I was happily surprised with how well these macarons turned out. Humidity can really alter these little cookies, which makes me feel a little better about messing up every batch I made at home this past summer. (Melida had one successful batch, but that was done at ICE) There I learned how delicate these macarons are, and just one extra fold can ruin it all. One good tip I took away was to beat the egg whites at a low speed to avoid over whipping the whites. For this batch, I beat the egg whites for almost 20 minutes, and I watched it closely to make sure they were the perfect consistency.
Speaking of the class we took back in July, a friend of Tim and mine took the same class that day. This friend says macarons are his favorite food. Now that was his answer to a question regarding favorite foods, not just desserts. So what does that say about this man? Simply put, he’s a fancy guy. Tim and I have had the pleasure of working alongside him in one of our church’s community groups, and we’ve come to know him beyond being fancy, as an intentional person with a big heart. So this one goes out to you, Ken.
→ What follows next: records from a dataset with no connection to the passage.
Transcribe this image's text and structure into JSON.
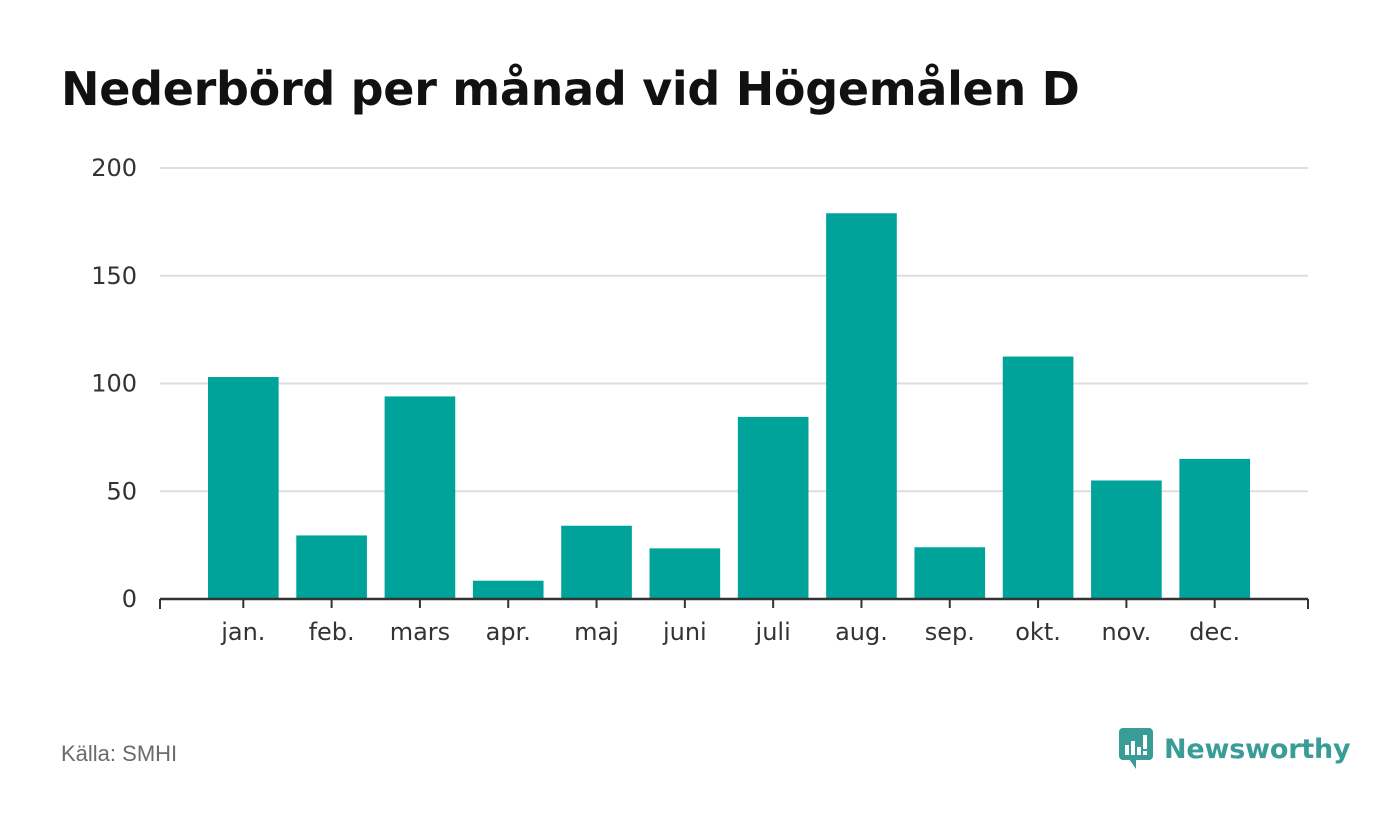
{
  "title": "Nederbörd per månad vid Högemålen D",
  "source": "Källa: SMHI",
  "brand": {
    "name": "Newsworthy",
    "icon": "newsworthy-logo-icon",
    "color": "#3a9c96"
  },
  "colors": {
    "bar": "#00a39a",
    "grid": "#dddddd",
    "axis": "#333333",
    "tick_text": "#333333"
  },
  "chart_data": {
    "type": "bar",
    "categories": [
      "jan.",
      "feb.",
      "mars",
      "apr.",
      "maj",
      "juni",
      "juli",
      "aug.",
      "sep.",
      "okt.",
      "nov.",
      "dec."
    ],
    "values": [
      103,
      29.5,
      94,
      8.5,
      34,
      23.5,
      84.5,
      179,
      24,
      112.5,
      55,
      65
    ],
    "yticks": [
      0,
      50,
      100,
      150,
      200
    ],
    "ylim": [
      0,
      200
    ],
    "grid": true,
    "legend": "none"
  }
}
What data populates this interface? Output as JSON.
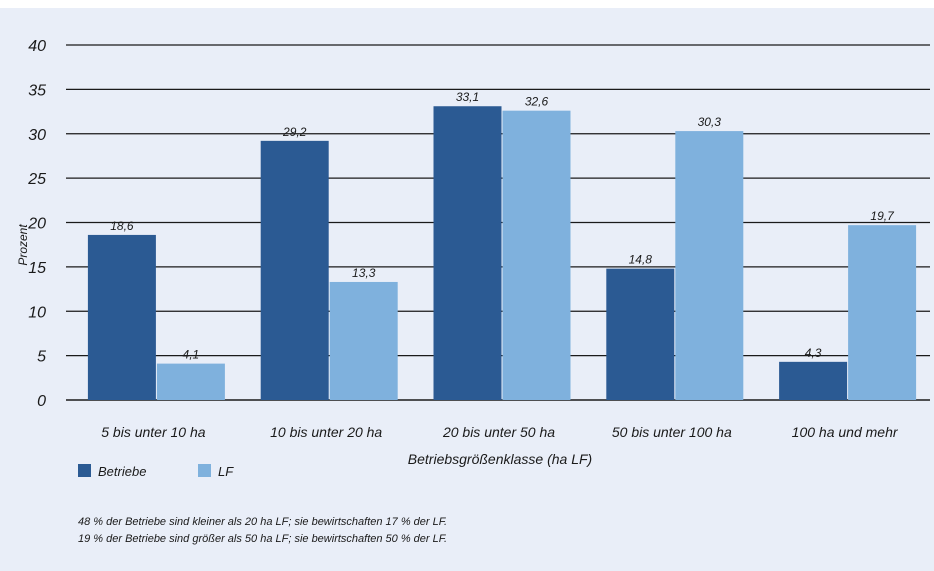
{
  "chart_data": {
    "type": "bar",
    "ylabel": "Prozent",
    "xlabel": "Betriebsgrößenklasse (ha LF)",
    "ylim": [
      0,
      40
    ],
    "yticks": [
      0,
      5,
      10,
      15,
      20,
      25,
      30,
      35,
      40
    ],
    "categories": [
      "5 bis unter 10 ha",
      "10 bis unter 20 ha",
      "20 bis unter 50 ha",
      "50 bis unter 100 ha",
      "100 ha und mehr"
    ],
    "series": [
      {
        "name": "Betriebe",
        "color": "#2b5a93",
        "values": [
          18.6,
          29.2,
          33.1,
          14.8,
          4.3
        ],
        "labels": [
          "18,6",
          "29,2",
          "33,1",
          "14,8",
          "4,3"
        ]
      },
      {
        "name": "LF",
        "color": "#7fb1dd",
        "values": [
          4.1,
          13.3,
          32.6,
          30.3,
          19.7
        ],
        "labels": [
          "4,1",
          "13,3",
          "32,6",
          "30,3",
          "19,7"
        ]
      }
    ],
    "grid": true,
    "legend": "bottom-left"
  },
  "notes": [
    "48 % der Betriebe sind kleiner als 20 ha LF; sie bewirtschaften 17 % der LF.",
    "19 % der Betriebe sind größer als 50 ha LF; sie bewirtschaften 50 % der LF."
  ]
}
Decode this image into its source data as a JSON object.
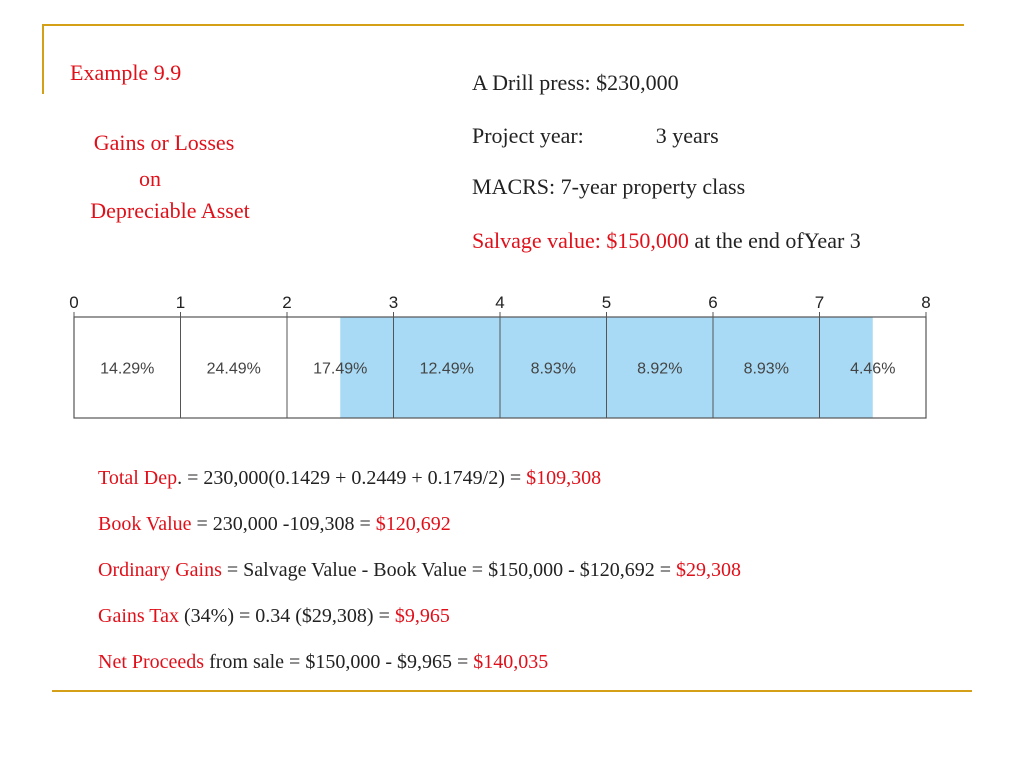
{
  "example_title": "Example 9.9",
  "topic": {
    "line1": "Gains or Losses",
    "line2": "on",
    "line3": "Depreciable Asset"
  },
  "info": {
    "drill_label": "A Drill press:",
    "drill_value": "$230,000",
    "project_label": "Project year:",
    "project_value": "3 years",
    "macrs_label": "MACRS:",
    "macrs_value": "7-year property class",
    "salvage_label": "Salvage value:",
    "salvage_value": "$150,000",
    "salvage_suffix": "at the end ofYear",
    "salvage_year": "3"
  },
  "timeline": {
    "years": [
      "0",
      "1",
      "2",
      "3",
      "4",
      "5",
      "6",
      "7",
      "8"
    ],
    "rates": [
      "14.29%",
      "24.49%",
      "17.49%",
      "12.49%",
      "8.93%",
      "8.92%",
      "8.93%",
      "4.46%"
    ],
    "highlight_start": 2.5,
    "highlight_end": 7.5,
    "highlight_color": "#a8daf5"
  },
  "calculations": {
    "total_dep_label": "Total Dep",
    "total_dep_expr": ". = 230,000(0.1429 + 0.2449 + 0.1749/2) =",
    "total_dep_result": "$109,308",
    "book_value_label": "Book Value",
    "book_value_expr": "= 230,000 -109,308 =",
    "book_value_result": "$120,692",
    "ordinary_gains_label": "Ordinary Gains",
    "ordinary_gains_expr": "= Salvage Value - Book Value = $150,000 - $120,692 =",
    "ordinary_gains_result": "$29,308",
    "gains_tax_label": "Gains Tax",
    "gains_tax_expr": "(34%) = 0.34 ($29,308) =",
    "gains_tax_result": "$9,965",
    "net_proceeds_label": "Net Proceeds",
    "net_proceeds_expr": "from sale = $150,000 - $9,965 =",
    "net_proceeds_result": "$140,035"
  },
  "colors": {
    "accent_gold": "#d4a017",
    "emphasis_red": "#e0101a"
  }
}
Happy Birthday, and thanks for all you do for everyone around you.
adapted from David Lebovitz
1 cup powdered sugar
1/2 cup almond flour
3 tablespoons unsweetened Dutch-process cocoa powder
2 large egg whites, at room temperature
4 tablespoons granulated sugar
1. Preheat oven to 375 degrees F.
2. Line two baking sheets with Silpat liners and have a pastry bag with a 1/2-inch plain tip ready.
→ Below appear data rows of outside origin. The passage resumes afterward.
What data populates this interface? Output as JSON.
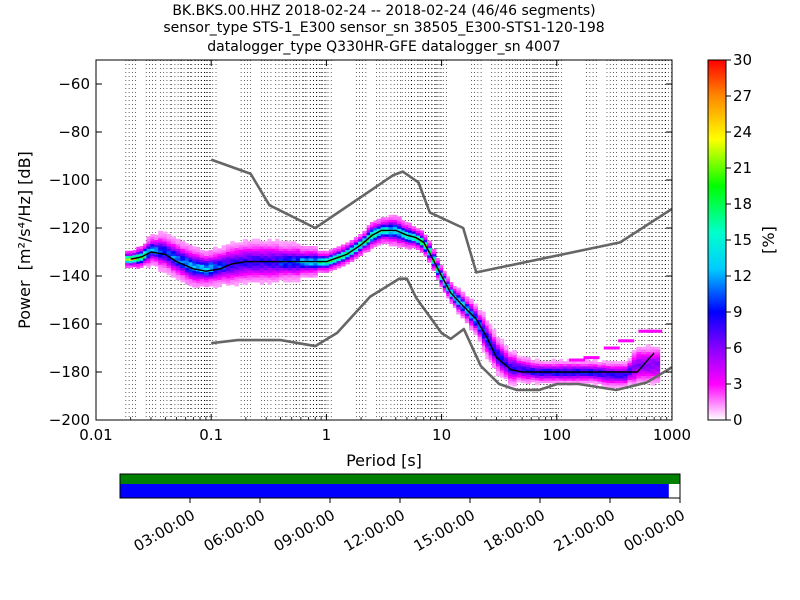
{
  "title_lines": [
    "BK.BKS.00.HHZ   2018-02-24 -- 2018-02-24  (46/46 segments)",
    "sensor_type STS-1_E300 sensor_sn 38505_E300-STS1-120-198",
    "datalogger_type Q330HR-GFE datalogger_sn 4007"
  ],
  "chart_data": {
    "type": "heatmap",
    "subtype": "probabilistic power spectral density",
    "xlabel": "Period [s]",
    "ylabel_text": "Power",
    "ylabel_units": "[m²/s⁴/Hz] [dB]",
    "x_scale": "log",
    "xlim": [
      0.01,
      1000
    ],
    "ylim": [
      -200,
      -50
    ],
    "x_ticks": [
      0.01,
      0.1,
      1,
      10,
      100,
      1000
    ],
    "x_tick_labels": [
      "0.01",
      "0.1",
      "1",
      "10",
      "100",
      "1000"
    ],
    "y_ticks": [
      -200,
      -180,
      -160,
      -140,
      -120,
      -100,
      -80,
      -60
    ],
    "y_tick_labels": [
      "−200",
      "−180",
      "−160",
      "−140",
      "−120",
      "−100",
      "−80",
      "−60"
    ],
    "grid": "dotted vertical lines at log subdivisions",
    "colorbar": {
      "label": "[%]",
      "range": [
        0,
        30
      ],
      "ticks": [
        0,
        3,
        6,
        9,
        12,
        15,
        18,
        21,
        24,
        27,
        30
      ],
      "tick_labels": [
        "0",
        "3",
        "6",
        "9",
        "12",
        "15",
        "18",
        "21",
        "24",
        "27",
        "30"
      ],
      "colormap": "pqlx"
    },
    "mode_curve": {
      "period": [
        0.02,
        0.025,
        0.03,
        0.04,
        0.05,
        0.07,
        0.09,
        0.12,
        0.15,
        0.2,
        0.3,
        0.5,
        0.7,
        1.0,
        1.5,
        2.0,
        2.5,
        3.0,
        4.0,
        5.0,
        6.0,
        7.0,
        8.0,
        10.0,
        12.0,
        15.0,
        20.0,
        25.0,
        30.0,
        40.0,
        50.0,
        70.0,
        100.0,
        150.0,
        200.0,
        300.0,
        400.0,
        500.0,
        700.0
      ],
      "power_db": [
        -133,
        -132,
        -130,
        -131,
        -134,
        -137,
        -138,
        -137,
        -135,
        -134,
        -134,
        -134,
        -134,
        -134,
        -131,
        -127,
        -123,
        -121,
        -121,
        -123,
        -124,
        -126,
        -131,
        -140,
        -147,
        -152,
        -158,
        -166,
        -174,
        -179,
        -180,
        -180,
        -180,
        -180,
        -180,
        -180,
        -180,
        -180,
        -172
      ]
    },
    "heat_columns": [
      {
        "period": 0.02,
        "center": -133,
        "spread": 1.5,
        "pct": 24
      },
      {
        "period": 0.025,
        "center": -132,
        "spread": 2,
        "pct": 20
      },
      {
        "period": 0.03,
        "center": -129,
        "spread": 3,
        "pct": 12
      },
      {
        "period": 0.04,
        "center": -130,
        "spread": 4,
        "pct": 10
      },
      {
        "period": 0.05,
        "center": -133,
        "spread": 4,
        "pct": 11
      },
      {
        "period": 0.07,
        "center": -136,
        "spread": 4,
        "pct": 12
      },
      {
        "period": 0.09,
        "center": -137,
        "spread": 3.5,
        "pct": 13
      },
      {
        "period": 0.12,
        "center": -136,
        "spread": 4,
        "pct": 10
      },
      {
        "period": 0.15,
        "center": -135,
        "spread": 5,
        "pct": 8
      },
      {
        "period": 0.2,
        "center": -134,
        "spread": 5,
        "pct": 8
      },
      {
        "period": 0.3,
        "center": -134,
        "spread": 5,
        "pct": 8
      },
      {
        "period": 0.5,
        "center": -134,
        "spread": 4,
        "pct": 10
      },
      {
        "period": 0.7,
        "center": -134,
        "spread": 3,
        "pct": 13
      },
      {
        "period": 1.0,
        "center": -134,
        "spread": 2,
        "pct": 18
      },
      {
        "period": 1.5,
        "center": -131,
        "spread": 2,
        "pct": 18
      },
      {
        "period": 2.0,
        "center": -127,
        "spread": 2,
        "pct": 18
      },
      {
        "period": 2.5,
        "center": -123,
        "spread": 2.5,
        "pct": 18
      },
      {
        "period": 3.0,
        "center": -121,
        "spread": 2.5,
        "pct": 16
      },
      {
        "period": 4.0,
        "center": -121,
        "spread": 3,
        "pct": 14
      },
      {
        "period": 5.0,
        "center": -123,
        "spread": 2.5,
        "pct": 16
      },
      {
        "period": 6.0,
        "center": -124,
        "spread": 2,
        "pct": 18
      },
      {
        "period": 7.0,
        "center": -126,
        "spread": 2,
        "pct": 20
      },
      {
        "period": 8.0,
        "center": -131,
        "spread": 2,
        "pct": 18
      },
      {
        "period": 10.0,
        "center": -140,
        "spread": 2,
        "pct": 18
      },
      {
        "period": 12.0,
        "center": -147,
        "spread": 2,
        "pct": 16
      },
      {
        "period": 15.0,
        "center": -152,
        "spread": 2.5,
        "pct": 14
      },
      {
        "period": 20.0,
        "center": -158,
        "spread": 3,
        "pct": 12
      },
      {
        "period": 25.0,
        "center": -166,
        "spread": 4,
        "pct": 10
      },
      {
        "period": 30.0,
        "center": -173,
        "spread": 4,
        "pct": 9
      },
      {
        "period": 40.0,
        "center": -178,
        "spread": 4,
        "pct": 8
      },
      {
        "period": 50.0,
        "center": -179,
        "spread": 3,
        "pct": 8
      },
      {
        "period": 70.0,
        "center": -180,
        "spread": 2.5,
        "pct": 9
      },
      {
        "period": 100.0,
        "center": -180,
        "spread": 2.5,
        "pct": 9
      },
      {
        "period": 150.0,
        "center": -180,
        "spread": 2.5,
        "pct": 9
      },
      {
        "period": 200.0,
        "center": -180,
        "spread": 2.5,
        "pct": 9
      },
      {
        "period": 300.0,
        "center": -181,
        "spread": 3,
        "pct": 8
      },
      {
        "period": 400.0,
        "center": -181,
        "spread": 3,
        "pct": 8
      },
      {
        "period": 500.0,
        "center": -177,
        "spread": 5,
        "pct": 6
      },
      {
        "period": 700.0,
        "center": -177,
        "spread": 5,
        "pct": 6
      }
    ],
    "outlier_cells": [
      {
        "period": 150,
        "power_db": -175,
        "pct": 3
      },
      {
        "period": 200,
        "power_db": -174,
        "pct": 3
      },
      {
        "period": 300,
        "power_db": -170,
        "pct": 3
      },
      {
        "period": 400,
        "power_db": -167,
        "pct": 3
      },
      {
        "period": 600,
        "power_db": -163,
        "pct": 3
      },
      {
        "period": 700,
        "power_db": -163,
        "pct": 3
      }
    ],
    "nhnm": {
      "period": [
        0.1,
        0.22,
        0.32,
        0.8,
        3.8,
        4.6,
        6.3,
        7.9,
        15.4,
        20.0,
        354.8,
        1000
      ],
      "power_db": [
        -91.5,
        -97.4,
        -110.5,
        -120.0,
        -98.0,
        -96.5,
        -101.0,
        -113.5,
        -120.0,
        -138.5,
        -126.0,
        -112.0
      ]
    },
    "nlnm": {
      "period": [
        0.1,
        0.17,
        0.4,
        0.8,
        1.24,
        2.4,
        4.3,
        5.0,
        6.0,
        10.0,
        12.0,
        15.6,
        21.9,
        31.6,
        45.0,
        70.0,
        101.0,
        154.0,
        328.0,
        600.0,
        1000
      ],
      "power_db": [
        -168.0,
        -166.7,
        -166.7,
        -169.2,
        -163.7,
        -148.6,
        -141.1,
        -141.1,
        -149.0,
        -163.8,
        -166.2,
        -162.1,
        -177.5,
        -185.0,
        -187.5,
        -187.5,
        -185.0,
        -185.0,
        -187.5,
        -184.4,
        -178.0
      ]
    }
  },
  "coverage": {
    "time_tick_labels": [
      "03:00:00",
      "06:00:00",
      "09:00:00",
      "12:00:00",
      "15:00:00",
      "18:00:00",
      "21:00:00",
      "00:00:00"
    ],
    "data_fraction": 0.98,
    "colors": {
      "coverage_top": "#008000",
      "data_used": "#0000ff",
      "missing": "#ffffff"
    }
  },
  "colors": {
    "model_curves": "#666666",
    "mode_line": "#000000",
    "axes": "#000000"
  }
}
3. Using a blender of a food processor, grind together the powdered sugar with the almond powder and cocoa so there are no lumps.
4. Using a standing electric mixer and at slow-medium speeds, beat the egg whites until they begin to rise and hold their shape. While whipping, gradually beat in the granulated sugar until very stiff and firm.
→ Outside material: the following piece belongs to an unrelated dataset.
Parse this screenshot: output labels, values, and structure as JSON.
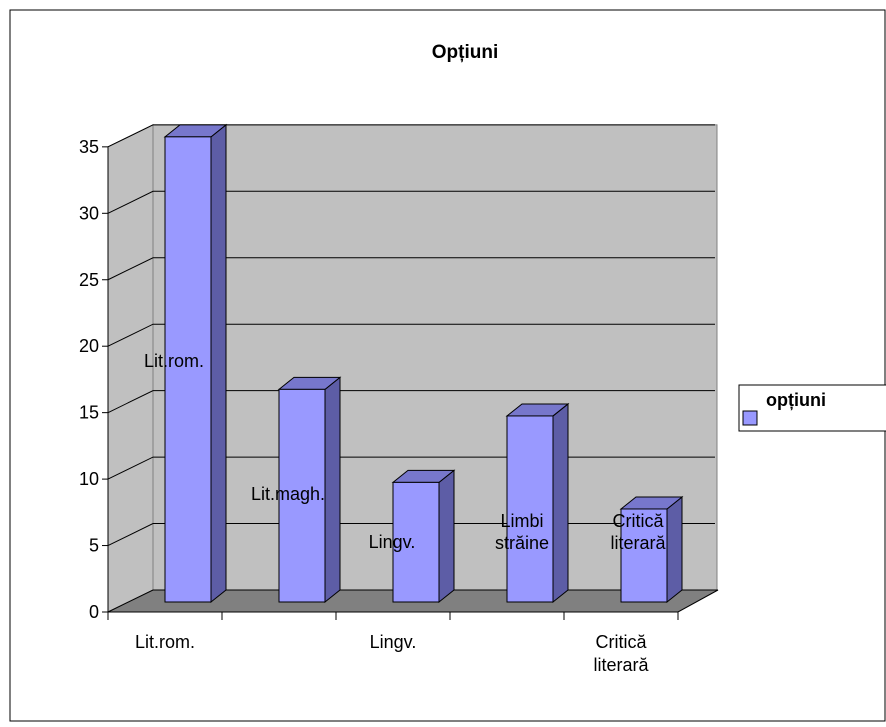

5. Carefully fold the dry ingredients, in two batches, into the beaten egg whites with a flexible rubber spatula. When the mixture is just smooth and there are no streaks of egg white, stop folding and scrape the batter into the pastry bag.
6. Pipe the batter on the parchment-lined baking sheets in 1/2-inch circles, evenly spaced 1/2-inch apart.
7. Tap the baking sheet a few times firmly on the counter top to flatten the macarons, then bake them for 15 minutes. Let cool completely then remove from baking sheet.
1/2 cup heavy cream
2 tablespoons Nutella
2 ounces dark chocolate
1. Bring heavy cream to a simmer.
2. Remove from heat and stir in Nutella and dark chocolate. Stir until reaching consistent texture.
3. Let cool to room temperature.
1. Find matching similar-sized counterpart for each macaron.
2. Depending on size of macarons, spread 1/2 – 1 teaspoon of ganache on one cookie’s inside, and then gently press the matching cookie on top, forming a sandwich.
3. Store in an airtight container or in the fridge for at least one day before serving, to meld the flavors. Macarons can keep up to 5 days, after that they may be stored in the freezer.